What about the greedy approach, i.e. insert elements from the left into a set, when you go over the desired difference, create a new set.
So, for 1, 2, 3, 7, 8, 9, 11, 15, 16
:
You'd start off with 1.
2-1 = 1 < 9, so add 2.
3-1 = 2 < 9, so add 3.
7-1 = 6 < 9, so add 7.
8-1 = 7 < 9, so add 8.
9-1 = 8 < 9, so add 9.
11-1 = 10 > 9, so create a new set.
15-11 = 4 < 9, so add 15.
16-11 = 5 < 9, so add 16.
Output: {1, 2, 3, 7, 8, 9}, {11, 15, 16}
.
Note:
If the elements aren't necessarily ordered, we can simply sort them first.
If these subsets don't have to be continuous, it doesn't make a difference, as selecting continuous sets from the ordered input is always better than non-continuous sets.
If the elements aren't necessarily ordered and the subsets must be continuous, that will change the problem a bit.
Proof of optimality:
Let S be the set assignment produced by this algorithm for some arbitrary input.
Take any set assignment T.
Let Si be the i-th set of S.
Let Ti be the i-th set of T.
Let Si-size be the size of the i-th set of S.
Let Ti-size be the size of the i-th set of T.
Assume S and T are different, then for some Si and Ti, Si-size != Ti-size. Specifically choose the first set i
where the two differ.
So either Si-size > Ti-size or Si-size < Ti-size.

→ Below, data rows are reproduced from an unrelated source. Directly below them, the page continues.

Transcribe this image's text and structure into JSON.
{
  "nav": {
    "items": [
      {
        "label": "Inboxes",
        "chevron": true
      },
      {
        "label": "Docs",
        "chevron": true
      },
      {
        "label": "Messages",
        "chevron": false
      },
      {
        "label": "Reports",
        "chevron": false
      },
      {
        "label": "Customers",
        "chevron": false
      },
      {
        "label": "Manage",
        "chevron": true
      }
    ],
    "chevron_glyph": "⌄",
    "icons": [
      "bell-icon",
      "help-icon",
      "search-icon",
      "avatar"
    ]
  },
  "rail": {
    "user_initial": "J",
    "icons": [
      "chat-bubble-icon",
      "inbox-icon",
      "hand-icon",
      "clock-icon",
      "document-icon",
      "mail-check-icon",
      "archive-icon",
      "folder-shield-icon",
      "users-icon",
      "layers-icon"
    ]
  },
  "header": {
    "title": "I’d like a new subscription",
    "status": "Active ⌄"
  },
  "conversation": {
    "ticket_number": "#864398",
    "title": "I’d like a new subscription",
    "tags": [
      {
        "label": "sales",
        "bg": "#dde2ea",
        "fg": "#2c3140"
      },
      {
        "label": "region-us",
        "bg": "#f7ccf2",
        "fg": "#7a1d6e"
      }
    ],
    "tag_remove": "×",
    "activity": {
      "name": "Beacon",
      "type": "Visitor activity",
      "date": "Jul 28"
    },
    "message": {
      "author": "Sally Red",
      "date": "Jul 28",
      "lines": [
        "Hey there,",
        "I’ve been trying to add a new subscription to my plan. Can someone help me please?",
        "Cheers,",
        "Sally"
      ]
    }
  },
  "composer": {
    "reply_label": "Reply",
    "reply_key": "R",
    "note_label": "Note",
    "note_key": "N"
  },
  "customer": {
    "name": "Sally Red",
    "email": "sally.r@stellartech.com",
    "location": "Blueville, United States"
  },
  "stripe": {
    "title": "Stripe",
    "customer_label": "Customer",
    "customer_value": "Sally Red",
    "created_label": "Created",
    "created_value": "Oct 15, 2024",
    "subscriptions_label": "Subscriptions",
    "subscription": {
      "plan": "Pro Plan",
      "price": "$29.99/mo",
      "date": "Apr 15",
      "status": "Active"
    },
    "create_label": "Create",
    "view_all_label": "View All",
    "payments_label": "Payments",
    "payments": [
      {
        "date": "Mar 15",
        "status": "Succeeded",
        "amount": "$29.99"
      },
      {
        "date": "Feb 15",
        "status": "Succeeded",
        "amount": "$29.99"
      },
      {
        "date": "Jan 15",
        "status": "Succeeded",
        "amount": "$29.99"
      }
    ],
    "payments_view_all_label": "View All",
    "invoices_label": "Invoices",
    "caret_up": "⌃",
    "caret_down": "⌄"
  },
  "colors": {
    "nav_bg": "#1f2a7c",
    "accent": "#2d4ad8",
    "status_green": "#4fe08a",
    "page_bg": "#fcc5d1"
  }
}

j > i is impossible, since this algorithm takes as many elements as possible from the start.
If j < i, the first element of Si+1 will be greater than the first element of Ti+1, and since the algorithm is greedy, Si+1 will include at least all the elements of Ti+1 not already included by Si.
Now, because of the above, the first element of Si+2 will similarly be greater than the first element of Ti+2, thus Si+2 will include at least all the elements of Ti+2 not already included by previous sets of S. Similarly for the rest of the sets of S and T. Thus there are at least as many sets in T as there are in S.
Thus the set assignment produced by this algorithm can't be any worse than any other assignment. Thus it is optimal.